Stability and Bifurcation Analysis of Fractional-Order Delayed Prey–Predator System and the Effect of Diffusion

Abstract

Most biological systems have long-range temporal memory. Such systems can be modeled using fractional-order differential equations. The combination of fractional-order derivative and time delay provides the system more consistency with the reality of the interactions and higher degree of freedom. A fractional-order delayed prey–predator system with the fear effect has been proposed in this work. The time delay is considered in the cost of fear; therefore, there are no dynamical changes observed in the system due to time delay in the absence of fear. The existence and uniqueness of the solutions of the proposed system are studied along with non-negativity and boundedness. The existence of biologically relevant equilibria is discussed, and the conditions for local asymptotic stability are derived. Hopf bifurcation occurs in the system with respect to delay parameter.
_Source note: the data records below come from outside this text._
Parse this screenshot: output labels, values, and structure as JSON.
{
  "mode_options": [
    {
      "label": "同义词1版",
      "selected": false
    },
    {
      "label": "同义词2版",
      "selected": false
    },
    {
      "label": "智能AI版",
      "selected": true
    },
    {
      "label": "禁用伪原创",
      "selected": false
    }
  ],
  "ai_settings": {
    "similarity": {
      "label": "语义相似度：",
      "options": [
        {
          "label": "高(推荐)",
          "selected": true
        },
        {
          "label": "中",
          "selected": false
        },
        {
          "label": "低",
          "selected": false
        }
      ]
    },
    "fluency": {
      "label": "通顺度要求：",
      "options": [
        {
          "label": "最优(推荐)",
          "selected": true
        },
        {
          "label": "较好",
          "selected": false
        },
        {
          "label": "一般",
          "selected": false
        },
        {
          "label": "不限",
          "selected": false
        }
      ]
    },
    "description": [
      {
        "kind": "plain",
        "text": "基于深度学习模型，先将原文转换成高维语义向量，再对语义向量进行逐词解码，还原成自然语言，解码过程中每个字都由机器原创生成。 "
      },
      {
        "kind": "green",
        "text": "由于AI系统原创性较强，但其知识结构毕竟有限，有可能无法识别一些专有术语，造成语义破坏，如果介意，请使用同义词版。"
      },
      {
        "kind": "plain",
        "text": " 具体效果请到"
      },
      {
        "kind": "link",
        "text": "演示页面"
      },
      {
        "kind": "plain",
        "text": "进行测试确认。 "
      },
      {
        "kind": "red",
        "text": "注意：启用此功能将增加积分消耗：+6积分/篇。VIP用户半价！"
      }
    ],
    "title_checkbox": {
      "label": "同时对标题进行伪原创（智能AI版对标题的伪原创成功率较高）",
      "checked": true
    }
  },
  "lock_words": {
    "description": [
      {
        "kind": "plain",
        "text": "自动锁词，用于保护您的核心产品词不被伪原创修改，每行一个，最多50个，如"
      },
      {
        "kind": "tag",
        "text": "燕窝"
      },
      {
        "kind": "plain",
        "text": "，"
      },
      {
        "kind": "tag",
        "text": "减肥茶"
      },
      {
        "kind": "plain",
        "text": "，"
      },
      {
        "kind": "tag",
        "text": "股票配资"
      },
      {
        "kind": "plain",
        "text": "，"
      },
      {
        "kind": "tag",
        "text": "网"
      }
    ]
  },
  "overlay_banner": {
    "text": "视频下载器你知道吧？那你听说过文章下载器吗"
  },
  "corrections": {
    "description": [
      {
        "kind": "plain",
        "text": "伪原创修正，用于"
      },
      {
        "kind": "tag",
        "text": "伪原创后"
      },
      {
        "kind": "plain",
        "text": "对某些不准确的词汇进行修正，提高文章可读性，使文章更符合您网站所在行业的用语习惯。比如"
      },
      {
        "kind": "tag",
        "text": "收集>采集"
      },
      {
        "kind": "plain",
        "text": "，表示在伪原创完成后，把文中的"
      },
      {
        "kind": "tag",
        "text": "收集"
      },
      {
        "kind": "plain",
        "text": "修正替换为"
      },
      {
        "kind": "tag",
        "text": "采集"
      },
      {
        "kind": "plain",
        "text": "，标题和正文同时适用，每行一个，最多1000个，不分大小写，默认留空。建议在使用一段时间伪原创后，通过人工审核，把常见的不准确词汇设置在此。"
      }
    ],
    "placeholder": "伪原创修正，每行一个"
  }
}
Further, a spatially extended system is proposed and analyzed. Hopf bifurcation also occurs in the extended system due to the delay parameter. Numerical examples are provided in support of analytical findings. Fractional-order derivative improves the stability and damps the oscillatory behaviors of the solutions of the system. Bistability behavior of the system admits stable dynamics by decreasing the fractional-order. Also, chaotic behavior is destroyed by decreasing fractional-order.